Wang Xin, Bi Jinbo
IEEE/ACM Trans Comput Biol Bioinform. 2017 May-Jun;14(3):564-575. doi: 10.1109/TCBB.2016.2576457. Epub 2016 Jun 7.
The problem of constructing classifiers from multiple annotators who provide inconsistent training labels is important and occurs in many application domains. Many existing methods focus on the understanding and learning of the crowd behaviors. Several probabilistic algorithms consider the construction of classifiers for specific tasks using consensus of multiple labelers annotations. These methods impose a prior on the consensus and develop an expectation-maximization algorithm based on logistic regression loss. We extend the discussion to the hinge loss commonly used by support vector machines. Our formulations form bi-convex programs that construct classifiers and estimate the reliability of each labeler simultaneously. Each labeler is associated with a reliability parameter, which can be a constant, or class-dependent, or varies for different examples. The hinge loss is modified by replacing the true labels by the weighted combination of labelers' labels with reliabilities as weights. Statistical justification is discussed to motivate the use of linear combination of labels. In parallel to the expectation-maximization algorithm for logistic-based methods, efficient alternating algorithms are developed to solve the proposed bi-convex programs. Experimental results on benchmark datasets and three real-world biomedical problems demonstrate that the proposed methods either outperform or are competitive to the state of the art.
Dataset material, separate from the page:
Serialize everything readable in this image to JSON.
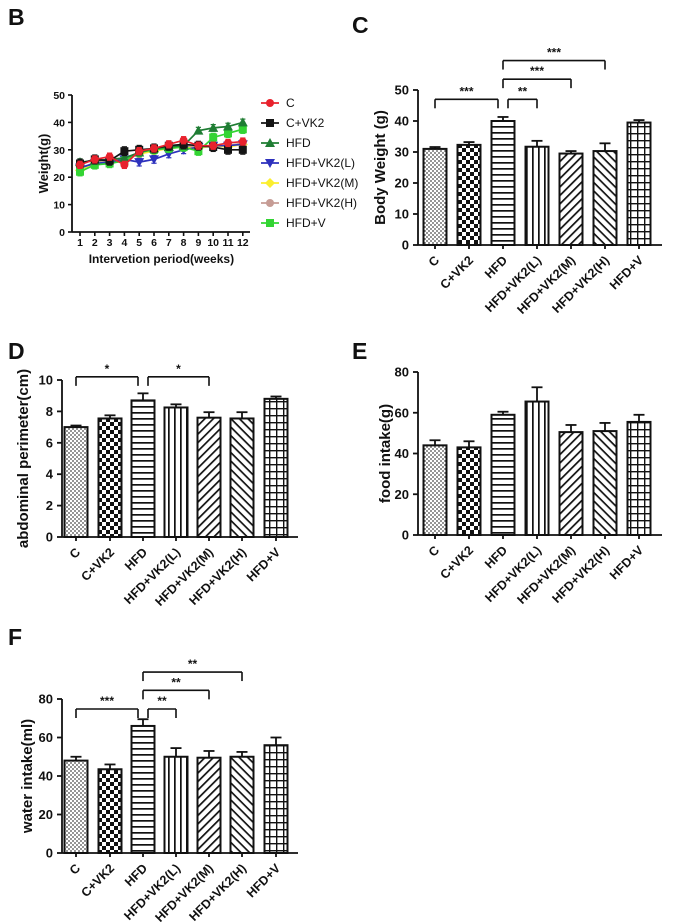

从提供不一致训练标签的多个注释者构建分类器的问题很重要,并且在许多应用领域中都会出现。许多现有方法专注于对群体行为的理解和学习。一些概率算法考虑使用多个标注者注释的共识来构建特定任务的分类器。这些方法对共识施加先验,并基于逻辑回归损失开发期望最大化算法。我们将讨论扩展到支持向量机常用的铰链损失。我们的公式形成了双凸规划,可同时构建分类器并估计每个标注者的可靠性。每个标注者都与一个可靠性参数相关联,该参数可以是常数、与类别相关或因不同示例而异。通过将真实标签替换为以可靠性为权重的标注者标签的加权组合来修改铰链损失。讨论了统计依据以推动标签线性组合的使用。与基于逻辑的方法的期望最大化算法并行,开发了高效的交替算法来解决所提出的双凸规划。在基准数据集和三个实际生物医学问题上的实验结果表明,所提出的方法要么优于现有技术,要么与之具有竞争力。